By Kenneth R. Bazinet
Daily News Staff Writer
WASHINGTON—President-elect Obama has pulled off a feat of daring and difficult diplomacy - clearing the way to invite ex-rival Hillary Clinton into his cabinet as secretary of state, Democratic sources said Thursday night.
Obama is planning to formally announce his nomination of the New York senator and former First Lady after Thanksgiving, the sources said.
That news came amid word that aides to both sides had resolved complex issues on how to keep former President Bill Clinton's business and charitable activities from posing a conflict.
"Financial disclosure issues have been worked out," a source said. "Things are on track."
Obama's overture to Clinton, who fought him tooth and nail in a marathon Democratic primary contest and then campaigned hard for his election, won bipartisan praise when the first word of it leaked a week ago.
But it has been an often rocky road since, with members of the Obama transition team suspicious of posturing and spinning from Clinton's side and reports that she was vacillating on whether she would accept the job.
The biggest obstacle fell after Bill Clinton handed over his financial records Thursday, and Obama and Clinton had "good, substantive talks," a source said.
Obama plans to wait until after Thanksgiving before pulling the trigger on the nomination because "the full national security team is still being worked out," and he wants to have all the members in place before he makes the announcement, the source said.
"This administration is gonna be some wonderful ride," said a jubilant former Clinton aide who had pushed for her to become Obama's vice presidential choice.
Clinton in the last few days began aggressively pursuing the secretary of state slot and mounted an all-out sales campaign amid fears the job might be slipping away, sources said.
Former Clinton campaign aides and some of her inner-circle advisers - aka Hillaryland - were part of a coordinated effort to win her the top State Department post, the Clinton source confirmed.

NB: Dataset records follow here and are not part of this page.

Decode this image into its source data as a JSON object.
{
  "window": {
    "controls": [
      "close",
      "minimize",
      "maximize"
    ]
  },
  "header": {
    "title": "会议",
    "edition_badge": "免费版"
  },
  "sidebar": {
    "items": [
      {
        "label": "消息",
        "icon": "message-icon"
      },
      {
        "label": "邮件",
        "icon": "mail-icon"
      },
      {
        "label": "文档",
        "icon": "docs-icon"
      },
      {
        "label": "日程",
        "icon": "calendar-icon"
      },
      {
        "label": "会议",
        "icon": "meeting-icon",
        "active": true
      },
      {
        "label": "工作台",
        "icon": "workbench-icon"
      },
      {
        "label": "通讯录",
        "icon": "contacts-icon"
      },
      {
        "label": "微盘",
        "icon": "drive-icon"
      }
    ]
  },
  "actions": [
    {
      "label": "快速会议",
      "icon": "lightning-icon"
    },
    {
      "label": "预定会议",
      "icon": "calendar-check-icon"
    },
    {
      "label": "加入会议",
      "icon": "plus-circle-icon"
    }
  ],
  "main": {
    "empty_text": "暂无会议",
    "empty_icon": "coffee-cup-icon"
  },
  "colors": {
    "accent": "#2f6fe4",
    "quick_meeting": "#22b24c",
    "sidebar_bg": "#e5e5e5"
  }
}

These Clinton allies were e-mailing and working the phones with Obama contacts, appearing on cable TV and leaking optimistic scenarios to the media.

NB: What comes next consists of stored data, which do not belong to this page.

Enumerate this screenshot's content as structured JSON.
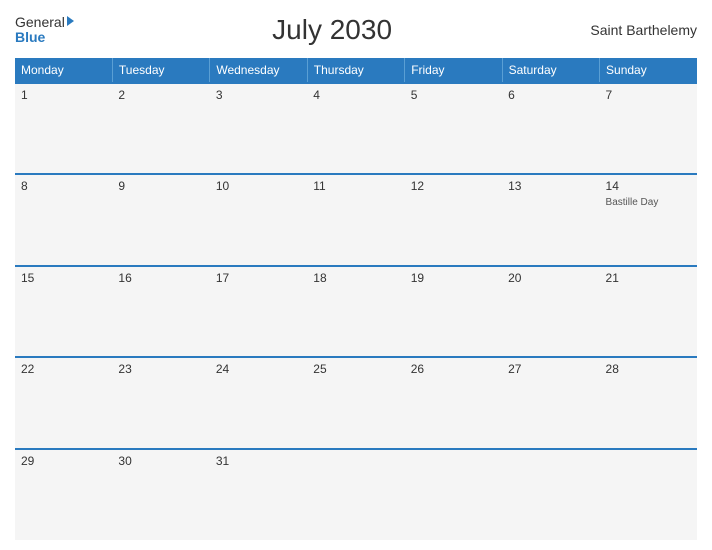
{
  "header": {
    "title": "July 2030",
    "region": "Saint Barthelemy",
    "logo": {
      "general": "General",
      "blue": "Blue"
    }
  },
  "weekdays": [
    "Monday",
    "Tuesday",
    "Wednesday",
    "Thursday",
    "Friday",
    "Saturday",
    "Sunday"
  ],
  "weeks": [
    [
      {
        "day": "1",
        "event": ""
      },
      {
        "day": "2",
        "event": ""
      },
      {
        "day": "3",
        "event": ""
      },
      {
        "day": "4",
        "event": ""
      },
      {
        "day": "5",
        "event": ""
      },
      {
        "day": "6",
        "event": ""
      },
      {
        "day": "7",
        "event": ""
      }
    ],
    [
      {
        "day": "8",
        "event": ""
      },
      {
        "day": "9",
        "event": ""
      },
      {
        "day": "10",
        "event": ""
      },
      {
        "day": "11",
        "event": ""
      },
      {
        "day": "12",
        "event": ""
      },
      {
        "day": "13",
        "event": ""
      },
      {
        "day": "14",
        "event": "Bastille Day"
      }
    ],
    [
      {
        "day": "15",
        "event": ""
      },
      {
        "day": "16",
        "event": ""
      },
      {
        "day": "17",
        "event": ""
      },
      {
        "day": "18",
        "event": ""
      },
      {
        "day": "19",
        "event": ""
      },
      {
        "day": "20",
        "event": ""
      },
      {
        "day": "21",
        "event": ""
      }
    ],
    [
      {
        "day": "22",
        "event": ""
      },
      {
        "day": "23",
        "event": ""
      },
      {
        "day": "24",
        "event": ""
      },
      {
        "day": "25",
        "event": ""
      },
      {
        "day": "26",
        "event": ""
      },
      {
        "day": "27",
        "event": ""
      },
      {
        "day": "28",
        "event": ""
      }
    ],
    [
      {
        "day": "29",
        "event": ""
      },
      {
        "day": "30",
        "event": ""
      },
      {
        "day": "31",
        "event": ""
      },
      {
        "day": "",
        "event": ""
      },
      {
        "day": "",
        "event": ""
      },
      {
        "day": "",
        "event": ""
      },
      {
        "day": "",
        "event": ""
      }
    ]
  ]
}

"All you have to do is pay attention and see how they are operating, and it looks like [a campaign]," said the Democratic source.

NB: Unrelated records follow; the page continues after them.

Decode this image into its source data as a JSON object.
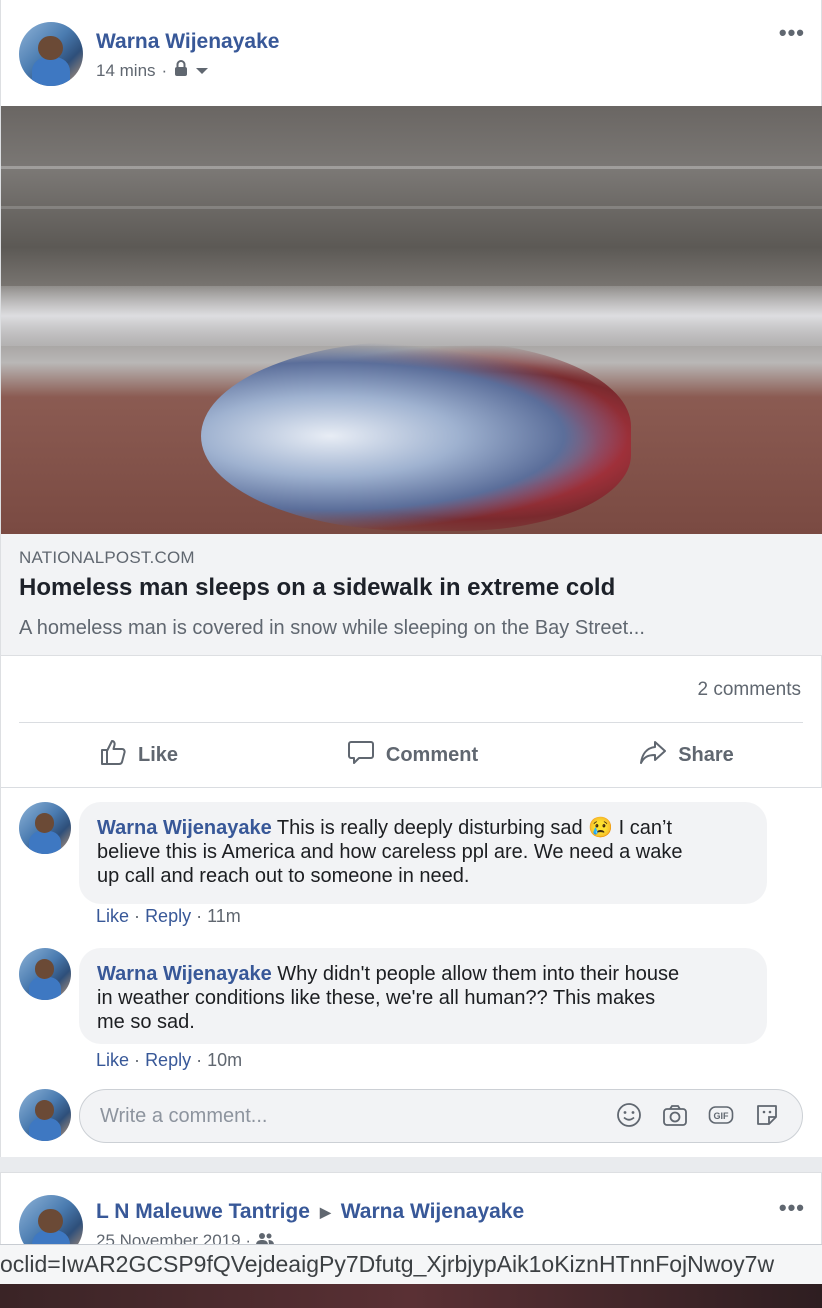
{
  "post": {
    "author": "Warna Wijenayake",
    "time": "14 mins",
    "separator": "·",
    "more": "•••",
    "link": {
      "domain": "NATIONALPOST.COM",
      "title": "Homeless man sleeps on a sidewalk in extreme cold",
      "description": "A homeless man is covered in snow while sleeping on the Bay Street..."
    },
    "comment_count": "2 comments",
    "actions": {
      "like": "Like",
      "comment": "Comment",
      "share": "Share"
    }
  },
  "comments": [
    {
      "author": "Warna Wijenayake",
      "text_before_emoji": "This is really deeply disturbing sad",
      "emoji": "😢",
      "text_line1_end": "I can’t",
      "text_line2": "believe this is America and how careless ppl are. We need a wake",
      "text_line3": "up call and reach out to someone in need.",
      "like": "Like",
      "reply": "Reply",
      "dot": "·",
      "time": "11m"
    },
    {
      "author": "Warna Wijenayake",
      "text_line1": "Why didn't people allow them into their house",
      "text_line2": "in weather conditions like these, we're all human?? This makes",
      "text_line3": "me so sad.",
      "like": "Like",
      "reply": "Reply",
      "dot": "·",
      "time": "10m"
    }
  ],
  "composer": {
    "placeholder": "Write a comment..."
  },
  "next_post": {
    "author": "L N Maleuwe Tantrige",
    "target": "Warna Wijenayake",
    "date": "25 November 2019 ·",
    "more": "•••"
  },
  "status_bar": {
    "url": "oclid=IwAR2GCSP9fQVejdeaigPy7Dfutg_XjrbjypAik1oKiznHTnnFojNwoy7w"
  },
  "colors": {
    "link_blue": "#385898",
    "meta_gray": "#606770",
    "bubble_bg": "#f2f3f5"
  },
  "icons": [
    "lock-icon",
    "audience-dropdown-icon",
    "like-icon",
    "comment-icon",
    "share-icon",
    "emoji-icon",
    "camera-icon",
    "gif-icon",
    "sticker-icon",
    "friends-icon",
    "more-icon"
  ]
}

Clinton, appearing Thursday night at the grand opening of the SL Green StreetSquash Center in Harlem, was told by a reporter that young people want to know if she'll be the nation's next top diplomat.
"Somehow I don't think that's on a lot of young people's minds," she said after a laugh.
Some Democrats and government insiders have questioned whether Clinton is too independent and politically ambitious to be an effective secretary of state.
But Obama is said to admire her talents and experience, as do many other Democrats.
Clinton would have to surrender her New York Senate seat, which she has held for eight years, to take the job.
Now that Clinton's nomination is looking more like a done deal, there will likely be an accelerated scramble among New York Democrats clamoring to be named by Gov. Paterson to her Senate seat.
Clinton spokesman Philippe Reines would not comment Thursday night, except to say that any questions about cabinet appointments are for Obama's transition team to address.